La preciosa Biblia es el jardín de Dios, y sus promesas son los lirios, las rosas y los claveles.
Cómo deseo que todos pudiéramos creer en las promesas de Dios. . . . No debemos buscar en nuestros corazones una emoción gozosa como evidencia de nuestra aceptación con el Cielo, sino que debemos aceptar las promesas de Dios y decir: "Son mías. El Señor permite que Su Espíritu Santo descanse sobre mí. Estoy recibiendo la luz, porque la promesa es: 'Creed que recibiréis las cosas que pedís, y las tendréis'. Por fe alcanzo detrás del velo y me aferro a Cristo, mi fortaleza. Doy gracias a Dios porque tengo un Salvador”.
Las Escrituras deben ser recibidas como la palabra de Dios para nosotros, no meramente escrita, sino hablada. Cuando los afligidos fueron a Cristo, Él vio no sólo a los que pedían ayuda, sino a todos los que a lo largo de los siglos habían de venir a Él con la misma necesidad y con la misma fe. Cuando dijo al paralítico: "Hijo, ten buen ánimo, tus pecados te son perdonados"; cuando dijo a la mujer de Cafarnaúm: "Hija, ten ánimo; tu fe te ha salvado; vete en paz", habló a otros afligidos, agobiados por el pecado, que habían de buscar su ayuda.

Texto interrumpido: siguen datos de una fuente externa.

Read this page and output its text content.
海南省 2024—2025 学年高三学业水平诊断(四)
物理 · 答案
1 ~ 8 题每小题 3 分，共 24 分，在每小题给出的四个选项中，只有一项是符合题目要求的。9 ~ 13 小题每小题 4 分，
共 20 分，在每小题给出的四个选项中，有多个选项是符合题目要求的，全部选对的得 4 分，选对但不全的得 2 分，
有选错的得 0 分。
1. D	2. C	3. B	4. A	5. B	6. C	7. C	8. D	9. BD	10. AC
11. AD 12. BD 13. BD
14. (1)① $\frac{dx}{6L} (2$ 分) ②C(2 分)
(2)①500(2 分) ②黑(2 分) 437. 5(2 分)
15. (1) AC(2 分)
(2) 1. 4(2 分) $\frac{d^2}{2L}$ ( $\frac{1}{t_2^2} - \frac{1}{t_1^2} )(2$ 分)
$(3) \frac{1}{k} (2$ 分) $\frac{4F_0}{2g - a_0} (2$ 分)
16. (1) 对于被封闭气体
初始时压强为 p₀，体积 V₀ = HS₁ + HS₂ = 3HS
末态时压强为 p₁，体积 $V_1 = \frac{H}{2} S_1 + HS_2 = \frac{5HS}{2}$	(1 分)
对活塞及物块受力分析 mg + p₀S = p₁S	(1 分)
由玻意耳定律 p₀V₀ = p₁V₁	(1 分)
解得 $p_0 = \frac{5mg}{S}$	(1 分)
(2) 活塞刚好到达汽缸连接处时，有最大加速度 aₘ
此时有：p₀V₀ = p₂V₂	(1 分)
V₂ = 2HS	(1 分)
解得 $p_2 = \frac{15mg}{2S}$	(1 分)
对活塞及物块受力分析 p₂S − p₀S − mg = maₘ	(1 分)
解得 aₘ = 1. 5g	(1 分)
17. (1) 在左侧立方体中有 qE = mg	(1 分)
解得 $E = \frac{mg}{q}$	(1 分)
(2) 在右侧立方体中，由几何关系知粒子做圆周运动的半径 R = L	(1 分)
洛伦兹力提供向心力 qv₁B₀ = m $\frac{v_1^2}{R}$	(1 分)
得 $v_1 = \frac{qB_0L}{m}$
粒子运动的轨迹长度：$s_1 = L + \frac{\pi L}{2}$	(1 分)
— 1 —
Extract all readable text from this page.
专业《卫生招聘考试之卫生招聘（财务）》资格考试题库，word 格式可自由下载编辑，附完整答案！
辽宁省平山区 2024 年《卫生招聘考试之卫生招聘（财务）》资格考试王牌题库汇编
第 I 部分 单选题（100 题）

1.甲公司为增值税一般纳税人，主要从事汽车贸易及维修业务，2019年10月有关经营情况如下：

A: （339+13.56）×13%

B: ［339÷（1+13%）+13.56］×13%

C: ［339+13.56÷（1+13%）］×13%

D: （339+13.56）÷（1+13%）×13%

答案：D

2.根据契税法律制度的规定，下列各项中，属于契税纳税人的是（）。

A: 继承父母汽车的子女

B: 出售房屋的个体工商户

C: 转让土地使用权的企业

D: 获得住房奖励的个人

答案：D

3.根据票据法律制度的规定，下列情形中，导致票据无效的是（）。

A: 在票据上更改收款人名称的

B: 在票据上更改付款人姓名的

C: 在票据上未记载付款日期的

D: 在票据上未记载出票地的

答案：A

Así ocurre con todas las promesas de la Palabra de Dios. En ellas Él nos está hablando individualmente, hablándonos tan directamente como si pudiéramos escuchar Su voz. Es en esas promesas que Cristo nos comunica Su gracia y poder. Son hojas de ese árbol que es "para la sanidad de las naciones". Recibidas, asimiladas, han de ser la fortalerza del carácter, la inspiración y el sustento de la vida....
Aliméntese de las promesas; conténtese con confiar en la simple promesa de la Palabra de Dios. Cuelgue en el salón de la memoria las preciosas palabras de Cristo. Deben valorarse mucho más que la plata o el oro. The Faith I Live By, pág. 9.